Traballa il Re, pericolosamente oscilla anche lui verso il declino. Gli scandali, l'accusa orribile di aver rubato soldi della regione, tanti soldi, sei milioni di euro, che pende sulla testa del genero di Juan Carlos, Urgandarin e della moglie, l'Infanta Cristina, figlia prediletta del Sovrano; i tradimenti continui e caparbi di un re vecchio e appassito. Non va. Il Paese non funziona. Economicamente, certo, lo mettono nero su bianco i dati; ci sono i numeri con quell'avvilente meno davanti a ricordarlo. Ma poi, ancora più pericoloso e devastante c'è l'umore, lo stato d'animo. Quella voglia di fare e di sperare che inizia a svanire dopo le sconfitte, troppe e su tutti i fronti, che rischiano di segnare e di avvilire. Le batoste allo stadio pesano forse più delle proiezioni di rating perchè a questo punto perdere sa più di disdetta, di un giro storto e bastardo che ha preso la fortuna.

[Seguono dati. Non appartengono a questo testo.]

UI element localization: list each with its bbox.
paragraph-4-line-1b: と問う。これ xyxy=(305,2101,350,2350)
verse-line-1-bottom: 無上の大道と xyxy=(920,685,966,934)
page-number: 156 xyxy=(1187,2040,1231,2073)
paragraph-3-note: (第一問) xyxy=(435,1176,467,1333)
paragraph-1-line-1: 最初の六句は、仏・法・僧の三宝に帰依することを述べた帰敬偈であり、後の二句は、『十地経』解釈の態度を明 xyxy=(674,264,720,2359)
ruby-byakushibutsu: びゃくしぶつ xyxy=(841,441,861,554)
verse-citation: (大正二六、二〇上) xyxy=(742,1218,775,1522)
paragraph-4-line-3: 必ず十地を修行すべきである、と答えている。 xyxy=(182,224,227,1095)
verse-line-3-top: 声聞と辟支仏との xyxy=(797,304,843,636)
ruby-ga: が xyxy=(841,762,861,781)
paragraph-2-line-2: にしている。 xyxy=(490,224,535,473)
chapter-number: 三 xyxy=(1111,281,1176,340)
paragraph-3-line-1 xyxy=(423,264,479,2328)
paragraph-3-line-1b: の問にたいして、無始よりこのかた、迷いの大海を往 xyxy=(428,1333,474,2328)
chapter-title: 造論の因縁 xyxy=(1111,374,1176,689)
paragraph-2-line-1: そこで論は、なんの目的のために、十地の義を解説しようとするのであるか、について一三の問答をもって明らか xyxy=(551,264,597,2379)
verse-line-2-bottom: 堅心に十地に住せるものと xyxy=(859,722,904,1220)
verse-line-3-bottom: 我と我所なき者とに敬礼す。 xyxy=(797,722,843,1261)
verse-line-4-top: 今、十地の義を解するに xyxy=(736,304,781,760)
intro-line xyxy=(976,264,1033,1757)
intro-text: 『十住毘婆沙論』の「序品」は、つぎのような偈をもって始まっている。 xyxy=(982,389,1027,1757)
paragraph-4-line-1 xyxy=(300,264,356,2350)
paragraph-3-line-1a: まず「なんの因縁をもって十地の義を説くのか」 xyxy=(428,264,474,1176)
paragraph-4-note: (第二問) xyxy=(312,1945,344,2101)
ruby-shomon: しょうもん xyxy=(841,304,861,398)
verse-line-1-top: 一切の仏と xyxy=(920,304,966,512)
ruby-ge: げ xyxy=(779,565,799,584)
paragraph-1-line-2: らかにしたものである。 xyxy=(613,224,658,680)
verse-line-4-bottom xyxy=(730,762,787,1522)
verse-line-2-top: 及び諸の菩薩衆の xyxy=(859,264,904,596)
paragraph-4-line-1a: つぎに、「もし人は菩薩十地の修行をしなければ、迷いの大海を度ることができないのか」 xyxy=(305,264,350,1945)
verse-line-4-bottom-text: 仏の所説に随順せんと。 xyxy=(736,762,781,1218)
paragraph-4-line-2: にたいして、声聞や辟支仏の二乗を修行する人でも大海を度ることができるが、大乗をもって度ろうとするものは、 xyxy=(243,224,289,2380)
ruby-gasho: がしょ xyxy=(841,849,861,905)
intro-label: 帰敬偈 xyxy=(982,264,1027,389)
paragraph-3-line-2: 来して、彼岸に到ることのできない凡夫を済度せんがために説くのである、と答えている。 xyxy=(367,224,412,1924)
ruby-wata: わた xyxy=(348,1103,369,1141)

Il Paese fa i conti e non tornano. La disoccupazione ha raggiunto il record di 6,2 milioni di persone, dati «drammatici», ha riconosciuto il governo del PP, presieduto da Mariano Rajoy. «Si lavora senza sosta» dicono, «perché la Spagna torni a essere un Paese di opportunità per tutti». Ma Bruxelles è tornata a reclamare «nuove misure di politica attiva di impiego e di sostegno all'occupazione».

Alcune centinaia di manifestanti, la maggior parte giovani, si sono riuniti ieri Congresso di Madrid per protestare, oltre 1.400 agenti sono stati schierati. A casa gli spagnoli fanno sforzi, sudditi ormai dell'austerità, si sono visti tagliare tredicesima, stipendio, bonus. Eppure, ancora non basta. Moody's punta il dito e come una iattura prevede: i rischi al ribasso per la Spagna sono materiali e derivano dalle deboli prospettive di crescita e dall'impatto si queste sulla traiettoria delle finanze pubbliche, con l'economia che tornerà a crescere, anche se moderatamente, solo nel 2014.

Tempi bui, in cui aiuta aggrapparsi ai valori, alle istituzioni, ai punti di riferimento di sempre. Non c'è Napolitano, a garanzia di tutti, che come un vecchio saggio acquieta le parti, ci sarebbe però il Re, la Monarchia, il vecchio Juan Carlos che salvò il paese dalla dittatura di Franco.

Ma quella Corona, che brilla sul vessillo monarchico ha smesso da tempo di splendere; il popolo, nella cattiva sorte, è solo.